Botanical and Cultural Adventures

Botanical and Cultural Adventures

Saturday, April 13, 2013

Raicilla, Vallarta's Spirits

Raicilla varieties of different ages and some flavored liqueur.
We are all familiar with Mexico's most famous spirits, tequila. The heart of tequila production and home of the town Tequila, the state of Jalisco is one of the few designated states included in the tequila region. Just like Champagne and Parmigiano Reggiano (Parmesan) which are regulated with restricted regions allowed to create a product with that name, tequila is very closely controlled.

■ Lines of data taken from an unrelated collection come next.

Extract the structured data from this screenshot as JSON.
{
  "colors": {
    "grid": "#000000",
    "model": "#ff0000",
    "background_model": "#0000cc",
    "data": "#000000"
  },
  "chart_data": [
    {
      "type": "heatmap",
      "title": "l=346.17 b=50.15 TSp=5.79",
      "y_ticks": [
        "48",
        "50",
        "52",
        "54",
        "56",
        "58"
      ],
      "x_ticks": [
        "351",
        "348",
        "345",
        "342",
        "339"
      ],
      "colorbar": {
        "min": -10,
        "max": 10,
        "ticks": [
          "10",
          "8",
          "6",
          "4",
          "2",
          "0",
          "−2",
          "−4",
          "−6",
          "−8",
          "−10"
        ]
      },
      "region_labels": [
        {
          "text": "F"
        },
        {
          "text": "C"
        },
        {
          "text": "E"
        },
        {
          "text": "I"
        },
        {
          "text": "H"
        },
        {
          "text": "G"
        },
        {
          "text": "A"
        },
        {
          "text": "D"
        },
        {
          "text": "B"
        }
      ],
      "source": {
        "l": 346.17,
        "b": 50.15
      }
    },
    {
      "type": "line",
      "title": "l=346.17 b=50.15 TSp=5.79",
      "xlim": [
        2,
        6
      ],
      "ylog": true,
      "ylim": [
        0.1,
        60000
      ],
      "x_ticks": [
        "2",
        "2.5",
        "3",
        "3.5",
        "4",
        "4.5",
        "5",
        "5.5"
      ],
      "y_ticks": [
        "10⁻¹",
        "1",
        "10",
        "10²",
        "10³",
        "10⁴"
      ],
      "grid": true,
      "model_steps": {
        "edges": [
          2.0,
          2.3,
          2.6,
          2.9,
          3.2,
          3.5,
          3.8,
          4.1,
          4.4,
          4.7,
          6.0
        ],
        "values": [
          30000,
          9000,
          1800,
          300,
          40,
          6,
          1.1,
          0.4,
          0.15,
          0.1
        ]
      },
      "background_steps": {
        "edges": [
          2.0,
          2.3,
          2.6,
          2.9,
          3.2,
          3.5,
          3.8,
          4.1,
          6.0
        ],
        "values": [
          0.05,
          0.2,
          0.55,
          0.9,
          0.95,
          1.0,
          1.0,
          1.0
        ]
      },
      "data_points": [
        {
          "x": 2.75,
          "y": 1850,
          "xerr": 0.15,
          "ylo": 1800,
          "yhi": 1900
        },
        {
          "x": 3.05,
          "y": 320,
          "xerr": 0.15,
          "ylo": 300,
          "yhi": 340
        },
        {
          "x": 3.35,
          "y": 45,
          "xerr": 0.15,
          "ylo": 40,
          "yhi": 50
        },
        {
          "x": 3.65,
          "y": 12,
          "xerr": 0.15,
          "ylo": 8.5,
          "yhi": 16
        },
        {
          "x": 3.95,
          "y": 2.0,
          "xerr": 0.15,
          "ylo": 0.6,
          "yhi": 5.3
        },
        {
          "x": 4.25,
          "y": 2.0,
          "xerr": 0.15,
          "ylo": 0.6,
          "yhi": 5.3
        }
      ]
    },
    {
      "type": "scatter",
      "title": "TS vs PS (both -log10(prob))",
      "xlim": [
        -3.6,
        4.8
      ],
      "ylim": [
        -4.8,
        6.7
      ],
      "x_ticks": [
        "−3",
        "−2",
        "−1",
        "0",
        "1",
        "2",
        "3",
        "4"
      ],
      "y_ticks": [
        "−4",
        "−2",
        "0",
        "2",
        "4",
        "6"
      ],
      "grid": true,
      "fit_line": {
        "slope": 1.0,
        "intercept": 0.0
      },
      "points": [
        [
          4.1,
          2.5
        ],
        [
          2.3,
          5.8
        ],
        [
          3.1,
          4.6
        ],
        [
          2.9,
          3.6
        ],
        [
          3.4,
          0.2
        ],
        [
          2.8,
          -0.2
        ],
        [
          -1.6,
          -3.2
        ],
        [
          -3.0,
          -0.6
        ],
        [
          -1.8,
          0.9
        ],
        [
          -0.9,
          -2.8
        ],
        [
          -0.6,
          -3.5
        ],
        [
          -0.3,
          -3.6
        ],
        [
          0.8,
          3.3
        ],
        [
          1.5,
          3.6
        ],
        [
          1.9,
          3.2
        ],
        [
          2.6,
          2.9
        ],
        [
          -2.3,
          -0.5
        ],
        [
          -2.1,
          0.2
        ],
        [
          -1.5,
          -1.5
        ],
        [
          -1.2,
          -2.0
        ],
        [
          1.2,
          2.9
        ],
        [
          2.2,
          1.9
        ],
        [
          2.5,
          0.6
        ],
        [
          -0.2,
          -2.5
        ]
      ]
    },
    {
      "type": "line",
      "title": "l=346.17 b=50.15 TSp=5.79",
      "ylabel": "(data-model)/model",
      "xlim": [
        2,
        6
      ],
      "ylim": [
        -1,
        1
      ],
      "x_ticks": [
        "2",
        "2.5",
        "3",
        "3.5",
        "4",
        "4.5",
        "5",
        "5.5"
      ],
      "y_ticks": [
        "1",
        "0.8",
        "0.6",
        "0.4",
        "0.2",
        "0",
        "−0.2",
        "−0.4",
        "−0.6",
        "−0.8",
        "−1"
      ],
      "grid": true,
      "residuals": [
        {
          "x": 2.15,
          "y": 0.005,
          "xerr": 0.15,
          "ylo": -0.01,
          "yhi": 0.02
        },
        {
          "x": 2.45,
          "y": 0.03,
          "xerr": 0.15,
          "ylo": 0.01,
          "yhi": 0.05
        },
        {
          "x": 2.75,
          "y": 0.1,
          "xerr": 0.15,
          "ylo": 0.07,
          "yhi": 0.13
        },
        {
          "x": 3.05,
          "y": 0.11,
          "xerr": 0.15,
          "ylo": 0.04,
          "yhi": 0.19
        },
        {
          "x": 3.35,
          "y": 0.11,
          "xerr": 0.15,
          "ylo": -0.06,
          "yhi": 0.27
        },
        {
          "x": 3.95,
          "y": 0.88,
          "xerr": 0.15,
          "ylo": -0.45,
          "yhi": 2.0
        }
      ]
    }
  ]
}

All tequila must be made in the specified region and be made only with the blue tequila agave (so don't be too starstruck when your favorite tequila advertises "Made from 100% Blue Agave").
Raicilla agaves are green unlike the tequila agaves

Raicilla (rye-SEE-ya) is a small regional cousin of tequila. This lesser known drink is still mostly unknown to most tequila aficionados. Technically, both are types of mezcal.  All are made from the roasted 'heart' of an agave.  When the plant is mature and building up lots of sugars that are required for the very rapid and impressive development of their tall inflorescence, they are harvested by removing their leaves.  What remains is the "piña", so named because it looks like a very large pineapple (piña is pineapple in Spanish).

After the piñas are collected, they are traditionally roasted in a large pit in the ground. In the more modern (and much grander scale) tequila industry they are roasted in large stainless steel containers as they are faster and more efficient at the scale required for the massive industry. The pits are sometimes stone lined, but not always. Once the pit is loaded with the hot coals and piñas, it is buried to roast for several days. Much of the flavor seems to be attributed to this roasting process.
Piñas after being roasted

After the roasting, the piña is then crushed. Traditionally an animal like a burro is used to drive the grinding wheel that releases the sugary juices and and makes the pulp that is used to ferment to create the alcohol. Fancy producers like this (at left) have a system where the liquid is drained into a tank, but usually it is a much more simple basin where the pulp/slurry needs to be scooped and shoveled out.

Roasted raicilla agave cut into smaller chunks to chew
 If not crushed, the roasted piña can be sliced and either pressed to get the 'agave nectar' or chewed like sugarcane (but make sure you spit out the fibers!). One evening, while enjoying a great chicken soup I was treated to some of the farm's roasted agave.  When asking if I could taste their raicilla, I made the mistake of not specifying a 'little' taste...before I knew it, they grabbed a pint glass and already started pouring. It was almost half full before I could get them to stop!

After fermentation, the brewed slurry is distilled like all liquors.  Usually distilled more than once, both rudimentary and elaborate stills work equally well.  It is nice to see both methods used--and of course tasting all of the different methods!